I ought to say that the reason I stood late in the exchanges on the Transport Committee statement was that I did not want to come in early. In the role of Father of the House, one often catches the Speaker’s or Deputy Speaker’s eye, but there are occasions when I think it is more appropriate not to come in early, and that was one of them.
When I was first elected to the House of Commons, I became a foot soldier for the Women’s Campaign for Soviet Jewry, and I was allocated a young man who could not leave the USSR. Several years later, he could. I am not saying that my efforts were dominant in that decision, but it is only when people start making individual initiatives, or protests sometimes, that people pay attention. To those who are listening in Bahrain, there are a number of things one can say about Bahrain that are in their favour. It is probably the only Arab country where a senior Minister was sacked because of a human rights abuse—although that was some time ago. It is also true that in 2006 the human rights organisations said that Bahrain was making significant progress. No human rights organisation has said the same since then, and in the past five years things have got significantly worse.
My right hon. Friend Bob Stewart will be able to talk about his views on whether there are political prisoners or not. On Bahrain National Day, there is usually an amnesty, and the human rights organisations asked that some of the political prisoners be included. None were. If one wants to make a distinction between what is and is not political, that is a useful way of looking at it.
One of the things we said against Bahrain is on the use of torture. If a number of people are convicted only on their own confessions, and then make substantiated allegations of ill-treatment while in custody, one has to say that Bahrain has much further progress to make. Its legal and justice systems will work better when torture is ended. I will not go into a lot of detail, in part because the suddenness of this debate—I am grateful to the Backbench Business Committee for making it possible—means that I have two other meetings between 2 pm and 3.30 pm on fire safety in residential leaseholds, so I have a responsibility to try to fulfil those commitments. I will leave it to others to make the detailed points on individuals.

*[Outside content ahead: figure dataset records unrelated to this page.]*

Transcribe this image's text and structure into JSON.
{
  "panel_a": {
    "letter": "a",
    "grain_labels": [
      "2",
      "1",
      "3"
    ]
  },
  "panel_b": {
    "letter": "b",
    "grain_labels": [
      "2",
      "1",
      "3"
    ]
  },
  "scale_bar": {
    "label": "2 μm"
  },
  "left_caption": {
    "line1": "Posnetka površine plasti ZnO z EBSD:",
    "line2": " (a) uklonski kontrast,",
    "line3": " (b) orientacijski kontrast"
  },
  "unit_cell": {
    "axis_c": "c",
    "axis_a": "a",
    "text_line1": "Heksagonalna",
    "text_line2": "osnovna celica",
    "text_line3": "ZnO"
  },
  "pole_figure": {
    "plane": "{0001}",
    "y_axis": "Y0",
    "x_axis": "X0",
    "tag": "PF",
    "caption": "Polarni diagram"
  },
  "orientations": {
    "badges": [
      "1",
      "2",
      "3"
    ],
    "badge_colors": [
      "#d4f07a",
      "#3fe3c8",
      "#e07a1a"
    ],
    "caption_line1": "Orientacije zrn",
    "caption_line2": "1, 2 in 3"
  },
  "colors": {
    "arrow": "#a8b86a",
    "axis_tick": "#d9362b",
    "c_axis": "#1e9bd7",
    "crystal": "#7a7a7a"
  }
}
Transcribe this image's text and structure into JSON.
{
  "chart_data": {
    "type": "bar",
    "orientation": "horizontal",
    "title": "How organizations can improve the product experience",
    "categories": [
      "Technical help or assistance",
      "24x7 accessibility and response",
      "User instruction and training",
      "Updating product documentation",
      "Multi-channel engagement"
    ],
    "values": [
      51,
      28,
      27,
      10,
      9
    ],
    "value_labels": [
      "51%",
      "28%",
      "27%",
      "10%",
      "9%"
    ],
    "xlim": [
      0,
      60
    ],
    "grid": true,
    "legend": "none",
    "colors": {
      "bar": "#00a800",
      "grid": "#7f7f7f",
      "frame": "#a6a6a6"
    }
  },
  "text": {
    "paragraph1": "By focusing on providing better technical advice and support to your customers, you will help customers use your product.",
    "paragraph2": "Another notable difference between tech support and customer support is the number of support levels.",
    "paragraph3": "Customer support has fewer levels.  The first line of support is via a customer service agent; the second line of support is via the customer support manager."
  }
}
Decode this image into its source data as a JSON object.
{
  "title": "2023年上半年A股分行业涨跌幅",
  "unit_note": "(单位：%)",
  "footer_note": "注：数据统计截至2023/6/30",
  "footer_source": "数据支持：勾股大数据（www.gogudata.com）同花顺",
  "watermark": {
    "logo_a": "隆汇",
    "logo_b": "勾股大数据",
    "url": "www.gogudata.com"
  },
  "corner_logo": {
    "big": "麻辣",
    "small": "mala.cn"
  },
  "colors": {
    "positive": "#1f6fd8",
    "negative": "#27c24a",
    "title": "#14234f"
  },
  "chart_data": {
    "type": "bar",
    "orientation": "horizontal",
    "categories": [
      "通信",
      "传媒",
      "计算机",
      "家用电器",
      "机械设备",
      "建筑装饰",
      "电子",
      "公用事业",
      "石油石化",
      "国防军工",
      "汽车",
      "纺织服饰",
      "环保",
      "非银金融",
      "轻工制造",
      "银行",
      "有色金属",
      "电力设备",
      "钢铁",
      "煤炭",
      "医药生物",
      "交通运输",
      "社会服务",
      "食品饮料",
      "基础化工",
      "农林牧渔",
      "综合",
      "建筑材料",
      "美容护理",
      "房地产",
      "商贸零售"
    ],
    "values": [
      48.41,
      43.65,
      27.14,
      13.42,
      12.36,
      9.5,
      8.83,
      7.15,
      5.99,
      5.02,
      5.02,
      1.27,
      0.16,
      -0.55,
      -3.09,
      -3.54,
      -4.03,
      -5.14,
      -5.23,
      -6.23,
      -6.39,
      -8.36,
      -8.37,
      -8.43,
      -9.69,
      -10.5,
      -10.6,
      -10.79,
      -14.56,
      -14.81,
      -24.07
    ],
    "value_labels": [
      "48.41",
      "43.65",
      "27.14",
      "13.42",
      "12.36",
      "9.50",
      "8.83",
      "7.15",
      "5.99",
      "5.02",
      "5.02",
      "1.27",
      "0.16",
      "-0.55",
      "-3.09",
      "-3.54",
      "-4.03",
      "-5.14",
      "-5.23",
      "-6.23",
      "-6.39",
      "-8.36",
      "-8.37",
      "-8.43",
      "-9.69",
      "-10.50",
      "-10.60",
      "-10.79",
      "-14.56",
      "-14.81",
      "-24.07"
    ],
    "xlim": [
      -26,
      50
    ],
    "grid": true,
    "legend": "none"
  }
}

I was asked some time back, when Guantanamo Bay was opened up as a prison, whether a human rights organisation, Reprieve, should start taking up some of the cases—not whether people were innocent or not, but whether people should have proper legal representation. I said that it should: to begin with, people would not understand, because obviously everyone who has been taken to Guantanamo must be guilty of some terrible crime, but in time people would realise that a lot of people had been swept up who should not have been there, and even those who should be there ought still to have the chance of legal representation. I am glad that Reprieve reports that one person in Guantanamo Bay has now been allocated for release. I hope that some country will take that person; if the Americans do not want to go on holding them, they ought to have a chance at living at peace elsewhere.
I am not a middle east specialist, but I do understand the consequences of history, and in Bahrain there is a majority community with little access to power or responsibility. That may be one of the underlying reasons why the rulers of Bahrain are resisting doing things that would make life in Bahrain safer, more secure and better for all. I commend to people the Wikipedia article on human rights in Bahrain; it would be useful to those who want to take an interest in the subject. As I conclude, I say to the Bahrainis: “You are not the worst country in the world, but it wouldn’t take many steps for you to become one of the best countries in the world. Please do.”